Da kommen Onlineplattformen, die mit attraktiven Zinsen für Tages- und Festgeld bei ausländischen Banken werben, vielen Sparern gerade recht. Die Zinsportale ziehen zunehmend Sparer an – auch, weil viele Deutsche riskantere Anlagealternativen wie Aktien scheuen. Doch ist das Sparen über Portale wie Weltsparen* oder Zinspilot wirklich so risikolos, wie die Anbieter erklären?
Vermittlerrolle beim Tagesgeld
Die Berliner Firma Raisin etwa, die hierzulande die Plattform Weltsparen betreibt, hat nach eigenen Angaben mehr als zehn Milliarden Euro Einlagen an Partnerbanken in Europa vermittelt.
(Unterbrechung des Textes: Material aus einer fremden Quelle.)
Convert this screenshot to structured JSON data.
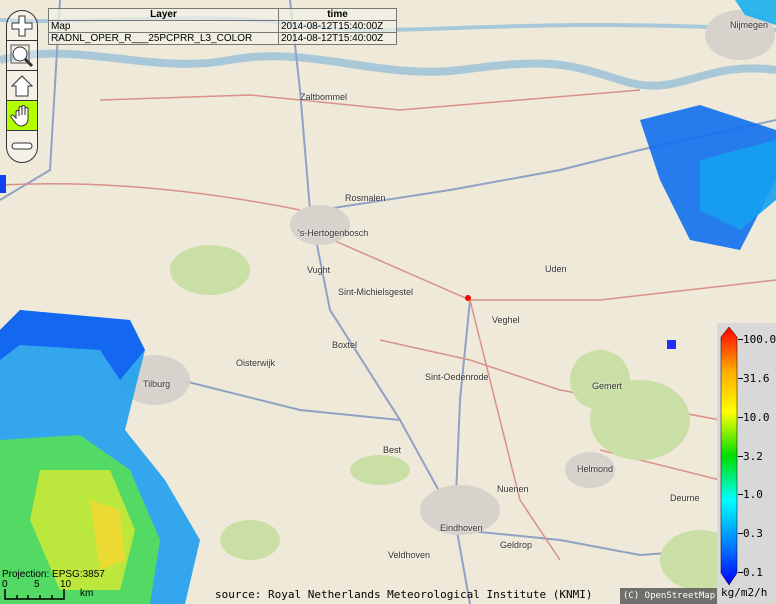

Seit Dezember 2017 habe sich das Volumen von seinerzeit rund vier Milliarden mehr als verdoppelt, verrät das erfolgreiche Fintech-Startup. Immerhin dürften die Kunden solcher Portale einen großen Vorteil gegenüber jenen haben, die direkt bei der jeweiligen Bank ein Konto eröffnen, sofern dies mit deutschem Wohnsitz überhaupt möglich ist: Da das Konto über Weltsparen (oder ein vergleichbares Portal) geführt wird, muss der Kunde im Ernstfall nicht damit rechnen, dass er sich mit der jeweiligen Bank direkt auseinandersetzen muss. Wie problematisch das sein kann, wissen die rund 30.000 deutschen Sparer, die vor zehn Jahren ihr Geld bei der isländischen Kaupthing-Bank hatten. Davon abgesehen könnte es aber auch bei Weltsparen und anderen Portalen Monate dauern, bis Sparer wieder an ihre Einlagen kommen, wenn eine Bank in finanzielle Schieflage gerät. Übrigens inklusive der bis dahin angefallenen Zinsen, da diese rechnerisch bereits als gezahlt gelten – Kunden sollten daher nicht bis an die Grenze der Einlagensicherung gehen.
Raisin bietet Tages- und Festgeld von 62 Partnerbanken aus Italien, Portugal, Zypern oder Estland. So gibt es bis zu 0,7 Prozent Tagesgeldzinsen sowie 1,85 Prozent für Festgeld über fünf Jahre. Nicht üppig, aber mehr, als die meisten Anleger bei deutschen Banken bekommen. Der Vorteil der Portale: Kunden sehen auf einen Blick die besten Zinskonditionen in Europa und müssen kein Konto bei einer ausländischen Bank eröffnen. Wieviel Vertrauen man den jeweiligen Banken entgegenbringt, muss jeder für sich selbst entscheiden. Anzuraten ist aber, sich über externe, seriöse Quellen über die Kreditwürdigkeit der jeweiligen Bank und die Situation im entsprechenden Staat zu informieren. Wer das nicht einschätzen kann oder will, sollte in der Tat auch und gerade im Zeitalter des europäischen Binnenmarktes auf Institute in seinem Heimatmarkt setzen.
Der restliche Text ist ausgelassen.